Mais peut-être est-ce moins le nom de veuve qui vous peine, que la réalité de votre malheur? Ah ! je l'avoue avec vous, on trouverait difficilement un second Thérasius : les hommes bons, probes, modestes, sincères, prudents et pieux comme lui sont rares sur la terre, et sans doute votre douleur devrait être inconsolable, s'il était mort tout entier, et s'il était devenu la proie du néant; mais puisqu'il a abordé au port tranquille de la bienheureuse éternité, et qu'il a pris place près du trône du Roi par excellence, pourquoi pleurer son départ et regretter son bonheur ? Il faudrait plutôt s'en réjouir: une telle mort est bien moins une mort qu'un changement de domicile, et un passage de la vallée des larmes au séjour des félicités, et de la terre au ciel. Oui, il n'a quitté les hommes que pour se réunir aux anges, et adorer le Dieu que les anges adorent.

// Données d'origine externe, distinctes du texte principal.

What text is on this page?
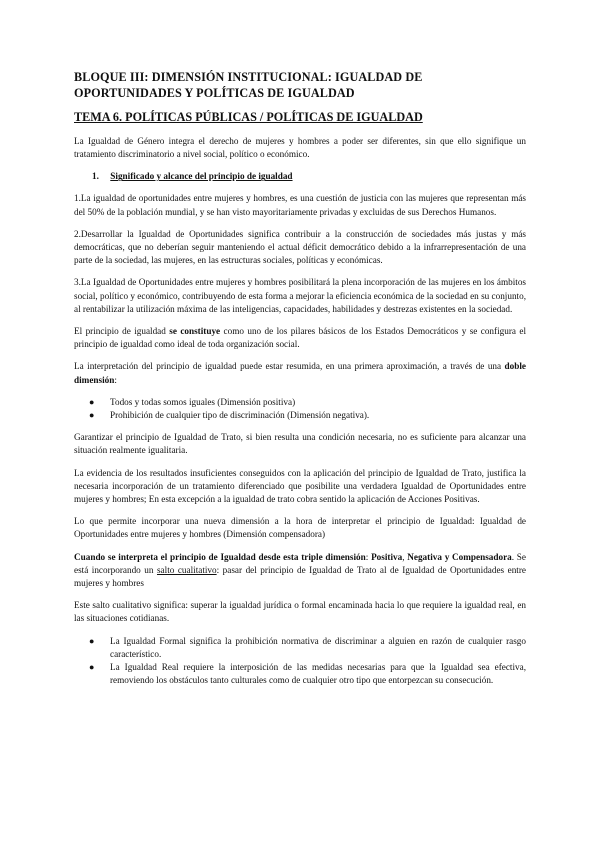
BLOQUE III: DIMENSIÓN INSTITUCIONAL: IGUALDAD DE OPORTUNIDADES Y POLÍTICAS DE IGUALDAD
TEMA 6. POLÍTICAS PÚBLICAS / POLÍTICAS DE IGUALDAD

La Igualdad de Género integra el derecho de mujeres y hombres a poder ser diferentes, sin que ello signifique un tratamiento discriminatorio a nivel social, político o económico.

1. Significado y alcance del principio de igualdad

1.La igualdad de oportunidades entre mujeres y hombres, es una cuestión de justicia con las mujeres que representan más del 50% de la población mundial, y se han visto mayoritariamente privadas y excluidas de sus Derechos Humanos.

2.Desarrollar la Igualdad de Oportunidades significa contribuir a la construcción de sociedades más justas y más democráticas, que no deberían seguir manteniendo el actual déficit democrático debido a la infrarrepresentación de una parte de la sociedad, las mujeres, en las estructuras sociales, políticas y económicas.

3.La Igualdad de Oportunidades entre mujeres y hombres posibilitará la plena incorporación de las mujeres en los ámbitos social, político y económico, contribuyendo de esta forma a mejorar la eficiencia económica de la sociedad en su conjunto, al rentabilizar la utilización máxima de las inteligencias, capacidades, habilidades y destrezas existentes en la sociedad.

El principio de igualdad se constituye como uno de los pilares básicos de los Estados Democráticos y se configura el principio de igualdad como ideal de toda organización social.

La interpretación del principio de igualdad puede estar resumida, en una primera aproximación, a través de una doble dimensión:

● Todos y todas somos iguales (Dimensión positiva)
● Prohibición de cualquier tipo de discriminación (Dimensión negativa).

Garantizar el principio de Igualdad de Trato, si bien resulta una condición necesaria, no es suficiente para alcanzar una situación realmente igualitaria.

La evidencia de los resultados insuficientes conseguidos con la aplicación del principio de Igualdad de Trato, justifica la necesaria incorporación de un tratamiento diferenciado que posibilite una verdadera Igualdad de Oportunidades entre mujeres y hombres; En esta excepción a la igualdad de trato cobra sentido la aplicación de Acciones Positivas.

Lo que permite incorporar una nueva dimensión a la hora de interpretar el principio de Igualdad: Igualdad de Oportunidades entre mujeres y hombres (Dimensión compensadora)

Cuando se interpreta el principio de Igualdad desde esta triple dimensión: Positiva, Negativa y Compensadora. Se está incorporando un salto cualitativo: pasar del principio de Igualdad de Trato al de Igualdad de Oportunidades entre mujeres y hombres

Este salto cualitativo significa: superar la igualdad jurídica o formal encaminada hacia lo que requiere la igualdad real, en las situaciones cotidianas.

● La Igualdad Formal significa la prohibición normativa de discriminar a alguien en razón de cualquier rasgo característico.
● La Igualdad Real requiere la interposición de las medidas necesarias para que la Igualdad sea efectiva, removiendo los obstáculos tanto culturales como de cualquier otro tipo que entorpezcan su consecución.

Ici-bas il combattait pour son prince, et avait à redouter les périls de la guerre, et les traits de l'envie, qui croissait avec son mérite et sa gloire, et qui multipliait autour de lui ses perfides embûches; mais le ciel ne connaît ni ces craintes, ni ces dangers. C'est pourquoi autant vous pleurez l'absence d'un époux si vertueux et si parfait, autant vous devez vous réjouir de son bonheur et de sa gloire, car aujourd'hui il vit au sein de la paix et du repos, loin du tumulte et des périls du monde. Est-il raisonnable de pleurer ceux qui vont au ciel, quand on sait que le ciel vaut infiniment mieux que la terre? Si votre époux eût vécu comme ces impies dont la vie n'est qu'une longue offense (176) contre le Seigneur, il ne vous eût pas fallu attendre sa mort pour le pleurer, mais puisqu'il a toujours été juste et craignant Dieu, félicitons-le de sa sainte vie et de sa sainte mort. C'est ce que nous recommande l'Apôtre quand il dit : J'ai un grand désir d'être dégagé des liens du corps et d'être avec Jésus-Christ, ce qui est sans comparaison le meilleur. (Ph 1,23)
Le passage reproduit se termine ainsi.